Mortgage stress test changes suspended indefinitely: OSFI

Following emergency Bank of Canada interest rate cut, financial regulator puts easing of mortgage stress test on ice

Changes to the federal mortgage stress test, due to come into force April 6, have been put on hold indefinitely, the Office of the Superintendent of Financial Institutions (OSFI) has announced.

The federal financial regulator had previously announced that the stress test would be relaxed for insured-mortgage applicants. The new qualifying rate for insured mortgages (those with less than 20 per cent down payment) would have calculated at the weekly median five-year fixed rate from mortgage insurance applications, plus two per cent. This was intended to replace the current calculation, which is the Bank of Canada’s average posted interest rate, or the mortgage applicant’s contracted rate plus two per cent, whichever is the higher.

However, following the Bank of Canada’s emergency interest-rate cut on March 13 of 50 basis points, the second such cut in nine days in response to COVID-19, OSFI has suspended the change indefinitely.

The new lower interest rates may have a similar effect as the planned stress test relaxation, and OSFI may be attempting not to compound the effect.

However, many mortgage lenders have not yet passed on the first of the two BoC rate cuts to their customers, and some have even increased fixed mortgage rates.

Jeremy Rudin, the Superintendent of Financial Institutions, said in a statement, “OSFI is focusing its efforts on issues in the environment that require continued vigilance. OSFI is committed to being a risk-based and agile regulator that calibrates responses that are fit for purpose.”

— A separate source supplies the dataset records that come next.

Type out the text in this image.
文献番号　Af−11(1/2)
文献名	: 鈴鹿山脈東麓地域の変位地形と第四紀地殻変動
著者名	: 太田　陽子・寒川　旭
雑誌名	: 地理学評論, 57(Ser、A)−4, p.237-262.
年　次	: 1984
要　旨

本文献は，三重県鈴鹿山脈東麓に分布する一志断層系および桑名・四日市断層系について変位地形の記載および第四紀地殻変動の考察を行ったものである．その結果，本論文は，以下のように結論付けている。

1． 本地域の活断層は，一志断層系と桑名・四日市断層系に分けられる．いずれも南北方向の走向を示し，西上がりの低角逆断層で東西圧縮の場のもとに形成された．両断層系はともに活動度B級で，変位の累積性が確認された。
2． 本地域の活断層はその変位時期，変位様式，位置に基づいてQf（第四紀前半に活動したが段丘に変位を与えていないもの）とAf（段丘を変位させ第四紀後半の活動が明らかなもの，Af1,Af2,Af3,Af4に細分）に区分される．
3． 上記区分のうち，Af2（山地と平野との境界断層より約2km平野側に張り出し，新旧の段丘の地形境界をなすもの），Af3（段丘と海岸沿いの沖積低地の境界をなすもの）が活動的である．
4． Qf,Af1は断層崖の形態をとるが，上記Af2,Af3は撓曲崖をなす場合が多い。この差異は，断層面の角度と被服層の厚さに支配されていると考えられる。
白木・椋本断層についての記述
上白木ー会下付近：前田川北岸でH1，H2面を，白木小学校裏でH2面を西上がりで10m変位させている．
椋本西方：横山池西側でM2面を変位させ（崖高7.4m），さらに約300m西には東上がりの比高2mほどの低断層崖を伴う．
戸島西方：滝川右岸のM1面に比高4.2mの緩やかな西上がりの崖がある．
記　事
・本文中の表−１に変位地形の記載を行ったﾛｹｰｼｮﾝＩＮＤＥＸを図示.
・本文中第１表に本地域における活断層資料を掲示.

OSFI is also lowering the Domestic Stability Buffer requirement for domestic systemically important banks by 1.25 per cent of risk weighted assets, effective immediately, according to the Department of Finance. Such banks were supposed to see their buffer increased to 2.25 per cent, but this increase is now cancelled.

The department said is a statement, “This action will increase the lending capacity of Canada’s large banks and support the supply of credit to the economy during the period of disruption related to COVID-19. The release of the buffer will support in excess of $300 billion of additional lending capacity.”

Finance minister Bill Morneau stated, “The government is preparing a significant stimulus program, to stabilize our economy, support businesses and protect Canadians… To all Canadians, our government wants you to know that we have your back. We will take every necessary step to give you confidence.”